Sunday, May 27, 2012

Passage


Product DetailsThe point of no return occurs in reading when I get to the point where I can’t put the book down. I don’t want to do anything else; I just want to read, read, read until I find out what happens. After that point, all reading is gobbling. I don’t read thoughtfully or carefully. I just read as fast as I can.

In reading Connie Willis’s Passage, I reached the point of no return very early, which made the fact the book is 780 pages slightly problematic. I wanted to gobble the rest, but the book was so long, I often felt frustrated with the pace. I do think potentially some of the muddling around in the first part might have been reduced, but the muddling also made the action realistic. (Spoiler alert: this review discusses the mysteries unraveled over the course of the novel.)

Passage tells the story of researchers seeking a scientific explanation for near-death experiences (NDEs). Dr. Joanna Lander attempts to collect and compare details from memories of individuals who have almost died about their experiences. She is opposed by Mr. Mandrake, a popular author of books about the near-death experience that offer comfort in a particular pattern of steps that confirm a spiritual afterlife. If Joanna reaches the subject after Mr. Mandrake, the subject is ruined for scientific study because Mr. Mandrake has injected his own steps into the subjects’ narratives, and the subjects no longer accurately remember their own experiences.

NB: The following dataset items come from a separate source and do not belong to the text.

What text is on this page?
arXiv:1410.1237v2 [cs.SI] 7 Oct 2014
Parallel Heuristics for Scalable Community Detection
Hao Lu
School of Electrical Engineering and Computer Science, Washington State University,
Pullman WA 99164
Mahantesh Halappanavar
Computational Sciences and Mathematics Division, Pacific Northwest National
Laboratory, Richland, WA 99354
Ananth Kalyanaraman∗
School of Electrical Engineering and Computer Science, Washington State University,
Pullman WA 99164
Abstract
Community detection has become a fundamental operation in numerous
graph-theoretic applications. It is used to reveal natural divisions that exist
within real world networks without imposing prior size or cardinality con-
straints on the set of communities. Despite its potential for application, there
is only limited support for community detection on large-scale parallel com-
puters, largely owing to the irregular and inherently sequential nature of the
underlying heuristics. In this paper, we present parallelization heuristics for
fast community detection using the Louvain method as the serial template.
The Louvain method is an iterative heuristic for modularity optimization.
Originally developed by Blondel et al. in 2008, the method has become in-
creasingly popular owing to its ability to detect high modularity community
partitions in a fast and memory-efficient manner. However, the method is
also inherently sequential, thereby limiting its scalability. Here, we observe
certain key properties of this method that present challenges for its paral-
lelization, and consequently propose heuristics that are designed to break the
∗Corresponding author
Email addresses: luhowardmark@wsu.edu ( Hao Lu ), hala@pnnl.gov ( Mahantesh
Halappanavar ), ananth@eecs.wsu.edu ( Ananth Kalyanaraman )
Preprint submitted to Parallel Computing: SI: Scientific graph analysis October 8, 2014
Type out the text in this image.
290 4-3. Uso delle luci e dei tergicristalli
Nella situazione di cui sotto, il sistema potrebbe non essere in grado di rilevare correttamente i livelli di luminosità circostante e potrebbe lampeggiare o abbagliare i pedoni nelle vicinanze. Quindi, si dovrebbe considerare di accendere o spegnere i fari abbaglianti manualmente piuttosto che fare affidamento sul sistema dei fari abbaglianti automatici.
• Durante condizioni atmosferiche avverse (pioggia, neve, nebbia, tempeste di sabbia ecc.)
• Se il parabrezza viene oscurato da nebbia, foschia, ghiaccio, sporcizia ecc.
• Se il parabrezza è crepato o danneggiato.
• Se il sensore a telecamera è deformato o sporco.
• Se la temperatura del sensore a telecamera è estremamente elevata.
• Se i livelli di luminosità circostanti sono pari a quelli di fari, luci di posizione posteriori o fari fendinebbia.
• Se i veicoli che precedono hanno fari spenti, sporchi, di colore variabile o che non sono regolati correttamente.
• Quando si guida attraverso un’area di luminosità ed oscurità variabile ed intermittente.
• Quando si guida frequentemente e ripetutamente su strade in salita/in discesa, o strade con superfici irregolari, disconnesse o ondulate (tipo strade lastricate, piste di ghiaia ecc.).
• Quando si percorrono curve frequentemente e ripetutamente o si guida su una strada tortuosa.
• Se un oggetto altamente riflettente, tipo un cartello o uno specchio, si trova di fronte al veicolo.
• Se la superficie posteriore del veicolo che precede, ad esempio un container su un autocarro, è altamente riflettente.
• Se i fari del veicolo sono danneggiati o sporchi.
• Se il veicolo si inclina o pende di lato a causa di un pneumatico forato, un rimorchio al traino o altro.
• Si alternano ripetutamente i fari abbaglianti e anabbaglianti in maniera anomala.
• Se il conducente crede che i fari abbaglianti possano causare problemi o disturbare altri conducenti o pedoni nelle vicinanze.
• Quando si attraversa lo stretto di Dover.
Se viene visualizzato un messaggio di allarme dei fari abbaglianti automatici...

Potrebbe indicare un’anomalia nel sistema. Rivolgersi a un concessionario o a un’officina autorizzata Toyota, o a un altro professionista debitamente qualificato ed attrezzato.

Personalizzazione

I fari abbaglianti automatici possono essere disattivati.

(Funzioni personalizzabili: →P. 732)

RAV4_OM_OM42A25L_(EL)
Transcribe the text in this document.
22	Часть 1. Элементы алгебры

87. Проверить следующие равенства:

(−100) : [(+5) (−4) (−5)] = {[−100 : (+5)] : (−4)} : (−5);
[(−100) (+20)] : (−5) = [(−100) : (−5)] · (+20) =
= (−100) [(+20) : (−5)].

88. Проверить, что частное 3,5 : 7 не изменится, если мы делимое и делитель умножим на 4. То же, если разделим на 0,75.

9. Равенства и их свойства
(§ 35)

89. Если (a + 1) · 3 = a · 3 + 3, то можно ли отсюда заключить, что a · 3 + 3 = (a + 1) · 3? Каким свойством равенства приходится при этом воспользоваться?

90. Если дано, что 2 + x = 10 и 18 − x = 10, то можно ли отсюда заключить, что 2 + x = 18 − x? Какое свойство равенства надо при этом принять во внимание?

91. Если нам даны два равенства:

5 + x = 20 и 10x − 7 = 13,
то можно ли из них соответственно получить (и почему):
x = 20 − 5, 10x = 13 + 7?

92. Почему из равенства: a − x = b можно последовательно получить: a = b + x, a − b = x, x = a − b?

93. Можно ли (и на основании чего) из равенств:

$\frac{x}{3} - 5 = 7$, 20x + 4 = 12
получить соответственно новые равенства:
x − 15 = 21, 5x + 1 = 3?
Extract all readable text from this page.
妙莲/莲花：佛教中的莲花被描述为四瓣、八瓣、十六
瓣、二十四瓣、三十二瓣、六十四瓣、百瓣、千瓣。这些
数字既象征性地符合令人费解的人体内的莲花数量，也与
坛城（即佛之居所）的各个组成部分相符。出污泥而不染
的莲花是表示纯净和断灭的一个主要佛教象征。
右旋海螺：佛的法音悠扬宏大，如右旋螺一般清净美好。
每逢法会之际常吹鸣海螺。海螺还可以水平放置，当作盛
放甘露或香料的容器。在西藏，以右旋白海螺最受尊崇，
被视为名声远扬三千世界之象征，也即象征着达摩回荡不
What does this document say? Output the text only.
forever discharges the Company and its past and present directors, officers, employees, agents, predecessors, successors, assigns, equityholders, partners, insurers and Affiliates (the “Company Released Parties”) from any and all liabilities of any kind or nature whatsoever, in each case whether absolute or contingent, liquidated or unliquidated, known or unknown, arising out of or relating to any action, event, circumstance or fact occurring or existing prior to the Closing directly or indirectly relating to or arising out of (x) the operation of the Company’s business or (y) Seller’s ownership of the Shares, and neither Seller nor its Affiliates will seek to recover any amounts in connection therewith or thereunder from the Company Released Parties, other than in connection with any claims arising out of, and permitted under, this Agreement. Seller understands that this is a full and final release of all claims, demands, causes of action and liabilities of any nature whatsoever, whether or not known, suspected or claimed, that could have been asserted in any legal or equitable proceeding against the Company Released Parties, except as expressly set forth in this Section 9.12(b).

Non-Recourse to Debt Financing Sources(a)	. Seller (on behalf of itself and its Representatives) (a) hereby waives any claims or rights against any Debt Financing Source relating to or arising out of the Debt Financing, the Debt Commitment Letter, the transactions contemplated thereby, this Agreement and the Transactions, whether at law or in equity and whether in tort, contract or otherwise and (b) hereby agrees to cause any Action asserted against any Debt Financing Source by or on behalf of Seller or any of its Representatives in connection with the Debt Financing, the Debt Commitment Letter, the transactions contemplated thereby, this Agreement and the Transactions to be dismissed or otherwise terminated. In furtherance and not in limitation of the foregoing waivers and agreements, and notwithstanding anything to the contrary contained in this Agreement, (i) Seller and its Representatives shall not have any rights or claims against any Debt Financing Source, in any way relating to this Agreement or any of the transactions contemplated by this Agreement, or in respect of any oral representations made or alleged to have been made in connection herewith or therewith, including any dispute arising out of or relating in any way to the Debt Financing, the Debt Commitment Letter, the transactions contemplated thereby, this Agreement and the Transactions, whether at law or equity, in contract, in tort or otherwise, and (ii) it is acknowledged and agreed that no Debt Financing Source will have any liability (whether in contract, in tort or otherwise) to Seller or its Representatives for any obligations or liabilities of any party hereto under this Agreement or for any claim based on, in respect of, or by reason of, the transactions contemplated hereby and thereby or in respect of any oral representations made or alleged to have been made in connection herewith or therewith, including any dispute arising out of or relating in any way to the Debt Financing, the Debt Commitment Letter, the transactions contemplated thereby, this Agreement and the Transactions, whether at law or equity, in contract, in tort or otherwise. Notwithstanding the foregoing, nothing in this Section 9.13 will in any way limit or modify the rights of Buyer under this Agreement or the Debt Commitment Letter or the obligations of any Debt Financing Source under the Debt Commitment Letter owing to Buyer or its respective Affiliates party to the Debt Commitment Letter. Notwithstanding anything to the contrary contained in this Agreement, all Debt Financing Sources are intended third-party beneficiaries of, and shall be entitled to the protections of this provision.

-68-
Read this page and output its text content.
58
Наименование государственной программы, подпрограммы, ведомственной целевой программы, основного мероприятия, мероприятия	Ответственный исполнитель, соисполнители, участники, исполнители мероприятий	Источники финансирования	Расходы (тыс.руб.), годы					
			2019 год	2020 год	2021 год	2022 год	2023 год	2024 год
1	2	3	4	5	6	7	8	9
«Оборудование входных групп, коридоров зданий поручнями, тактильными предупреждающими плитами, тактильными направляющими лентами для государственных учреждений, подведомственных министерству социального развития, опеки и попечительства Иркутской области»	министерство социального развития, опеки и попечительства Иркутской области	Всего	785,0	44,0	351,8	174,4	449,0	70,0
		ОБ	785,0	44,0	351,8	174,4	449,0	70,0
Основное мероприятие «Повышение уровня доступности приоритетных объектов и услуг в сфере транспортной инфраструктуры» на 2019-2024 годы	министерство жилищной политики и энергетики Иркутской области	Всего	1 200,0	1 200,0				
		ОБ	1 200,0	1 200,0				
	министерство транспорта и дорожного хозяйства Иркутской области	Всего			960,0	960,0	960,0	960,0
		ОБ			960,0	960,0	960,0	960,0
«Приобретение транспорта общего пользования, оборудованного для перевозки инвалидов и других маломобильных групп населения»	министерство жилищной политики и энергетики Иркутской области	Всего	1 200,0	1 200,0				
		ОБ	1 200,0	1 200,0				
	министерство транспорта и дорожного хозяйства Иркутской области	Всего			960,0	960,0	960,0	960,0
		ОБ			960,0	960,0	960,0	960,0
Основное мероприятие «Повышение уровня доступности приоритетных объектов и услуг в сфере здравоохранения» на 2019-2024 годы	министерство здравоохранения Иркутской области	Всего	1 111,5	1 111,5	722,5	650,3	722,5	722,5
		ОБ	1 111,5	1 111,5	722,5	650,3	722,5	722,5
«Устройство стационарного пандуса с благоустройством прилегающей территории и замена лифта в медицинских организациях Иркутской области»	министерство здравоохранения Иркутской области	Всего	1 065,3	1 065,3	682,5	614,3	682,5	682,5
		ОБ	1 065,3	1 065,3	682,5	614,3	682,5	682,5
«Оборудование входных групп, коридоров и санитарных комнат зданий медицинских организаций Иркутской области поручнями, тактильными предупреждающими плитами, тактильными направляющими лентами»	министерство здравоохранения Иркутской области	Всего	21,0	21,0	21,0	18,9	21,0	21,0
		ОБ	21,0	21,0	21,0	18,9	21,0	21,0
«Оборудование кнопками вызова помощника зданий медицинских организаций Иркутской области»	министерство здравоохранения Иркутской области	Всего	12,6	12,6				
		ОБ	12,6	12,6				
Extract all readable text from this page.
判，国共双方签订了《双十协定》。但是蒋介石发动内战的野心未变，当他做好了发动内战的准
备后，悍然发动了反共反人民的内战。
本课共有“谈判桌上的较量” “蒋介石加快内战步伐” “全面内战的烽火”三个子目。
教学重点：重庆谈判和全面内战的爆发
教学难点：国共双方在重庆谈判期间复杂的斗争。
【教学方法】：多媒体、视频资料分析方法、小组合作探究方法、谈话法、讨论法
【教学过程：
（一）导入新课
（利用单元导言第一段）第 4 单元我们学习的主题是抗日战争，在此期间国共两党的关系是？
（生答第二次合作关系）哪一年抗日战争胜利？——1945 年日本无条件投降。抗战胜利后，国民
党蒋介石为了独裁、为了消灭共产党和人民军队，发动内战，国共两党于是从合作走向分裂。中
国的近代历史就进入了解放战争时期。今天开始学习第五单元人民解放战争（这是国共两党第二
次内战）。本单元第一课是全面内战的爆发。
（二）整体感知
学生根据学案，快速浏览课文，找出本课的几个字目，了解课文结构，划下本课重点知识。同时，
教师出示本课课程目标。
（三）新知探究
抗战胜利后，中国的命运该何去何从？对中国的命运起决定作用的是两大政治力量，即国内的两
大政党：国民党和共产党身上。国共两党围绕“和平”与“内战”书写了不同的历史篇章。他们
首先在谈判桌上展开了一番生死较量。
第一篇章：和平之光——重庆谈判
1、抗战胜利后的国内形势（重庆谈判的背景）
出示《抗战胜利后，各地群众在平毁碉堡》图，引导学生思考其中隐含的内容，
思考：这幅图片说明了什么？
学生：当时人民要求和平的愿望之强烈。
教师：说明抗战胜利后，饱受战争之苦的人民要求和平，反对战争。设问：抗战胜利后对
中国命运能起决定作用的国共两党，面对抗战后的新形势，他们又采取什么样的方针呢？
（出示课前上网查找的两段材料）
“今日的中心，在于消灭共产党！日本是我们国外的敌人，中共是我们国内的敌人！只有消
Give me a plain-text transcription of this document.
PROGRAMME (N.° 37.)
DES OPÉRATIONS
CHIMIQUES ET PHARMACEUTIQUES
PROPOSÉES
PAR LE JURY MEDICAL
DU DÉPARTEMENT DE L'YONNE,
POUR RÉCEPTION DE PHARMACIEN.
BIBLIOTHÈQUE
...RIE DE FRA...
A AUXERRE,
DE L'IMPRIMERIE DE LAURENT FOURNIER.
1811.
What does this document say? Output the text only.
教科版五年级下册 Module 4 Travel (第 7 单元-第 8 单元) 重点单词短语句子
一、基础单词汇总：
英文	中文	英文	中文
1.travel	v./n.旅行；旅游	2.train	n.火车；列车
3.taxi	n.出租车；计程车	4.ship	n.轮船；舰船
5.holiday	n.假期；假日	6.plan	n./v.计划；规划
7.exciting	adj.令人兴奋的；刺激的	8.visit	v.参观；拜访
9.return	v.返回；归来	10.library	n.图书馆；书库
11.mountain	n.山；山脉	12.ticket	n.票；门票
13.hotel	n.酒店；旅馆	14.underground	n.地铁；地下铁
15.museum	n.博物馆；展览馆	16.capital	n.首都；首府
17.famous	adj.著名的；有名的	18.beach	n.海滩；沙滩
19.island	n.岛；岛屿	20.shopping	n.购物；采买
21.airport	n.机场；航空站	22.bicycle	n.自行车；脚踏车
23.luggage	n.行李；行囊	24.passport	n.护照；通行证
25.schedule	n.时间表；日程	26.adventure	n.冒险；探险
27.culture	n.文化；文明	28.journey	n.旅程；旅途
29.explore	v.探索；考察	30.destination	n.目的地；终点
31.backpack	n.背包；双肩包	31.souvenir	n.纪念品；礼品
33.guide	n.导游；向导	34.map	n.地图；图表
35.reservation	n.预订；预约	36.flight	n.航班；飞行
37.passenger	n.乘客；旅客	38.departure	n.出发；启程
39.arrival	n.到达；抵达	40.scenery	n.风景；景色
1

Joanna joins forces with Dr. Richard Wright, who is attempting to map brain chemicals associated with NDEs. He has discovered a drug that allows subjects’ brains to mimic NDEs, so he puts subjects under the influence of this drug and photographs their brain activity. As the subjects available for his study rapidly decrease, Joanna herself becomes a subject.

Because her NDEs occur onboard the Titanic, Joanna begins to imagine that maybe everyone’s occurs in that setting. Her probing of her own experience sends her back to her high-school English teacher, a one-time Titanic enthusiast who has Alzheimer’s, and puts her in contact with “Coma Carl,” who eventually emerges from his coma to provide key information about the NDE--his NDEs take place in a cowboys-and-Indians setting.  Joanna also makes friends with young Maisie who needs a heart transplant and is routinely admitted to the hospital in the midst of an NDE. Just as Joanna reaches understanding about NDEs--that they are SOS messages the brain sends to the body seeking assistance--she herself is killed in an emergency room accident.

The remainder of the novel finds Joanna permanently in her Titanic reality with her friends in the living world scrambling to understand her last words (“Tell Richard it’s SOS” [588]) in order to find a scientific response to NDEs that will save Maisie’s life. Ultimately, Maisie is saved through Richard’s ability to use Joanna’s discovery for medical purposes, and the book ends with the image of Joanna in a lifeboat being picked up by another ship that was part of a tall tale told by one of her research subjects. While we know Joanna is really and truly dead, it’s comforting that after the terror of the big ship sinking and the sensation of drowning associated with the brain’s SOS role, the brain ultimately generates images of solace.

Passage is an important story about the last passage between life and death or whatever comes next. The word “passage” also plays in interesting ways against the idea of passage on a ship and the hallway passage that often figures in near-death narratives. The detail of the scientific world in which the characters live is depicted effectively, and the connection between NDEs and literature as another kind of message is satisfying to me as a scholar of literature.

A key component to Joanna’s discovery is based not only on her English teacher’s passion for the Titanic but also on his passion for literature. She remembers him standing in front of her class smacking a book on his desk and repeating “’Literature is a message!’” (543) As she realizes what the brain is doing physically as death approaches--attempting to send messages to other parts of the body to avert death--Joanna connects this key sentence with the images of telegraph distress messages from the Titanic with the need communicate through the Pony Express and smoke signals in Coma Carl’s NDE.

Stories are vitally important. They are the way our brain shapes reality, and they are the way we communicate that reality to ourselves and others. Perhaps the poignancy is that we don’t live to tell our stories forever. We have only our brief moment on Earth, and then our stories must be carried forward by others. And our stories, like the messages occurring in NDEs, are about survival. They alert others that death is approaching so that they can fight it and live to appreciate another day. 


Work Cited: Willis, Connie. Passage. New York: Bantam, 2001. Print.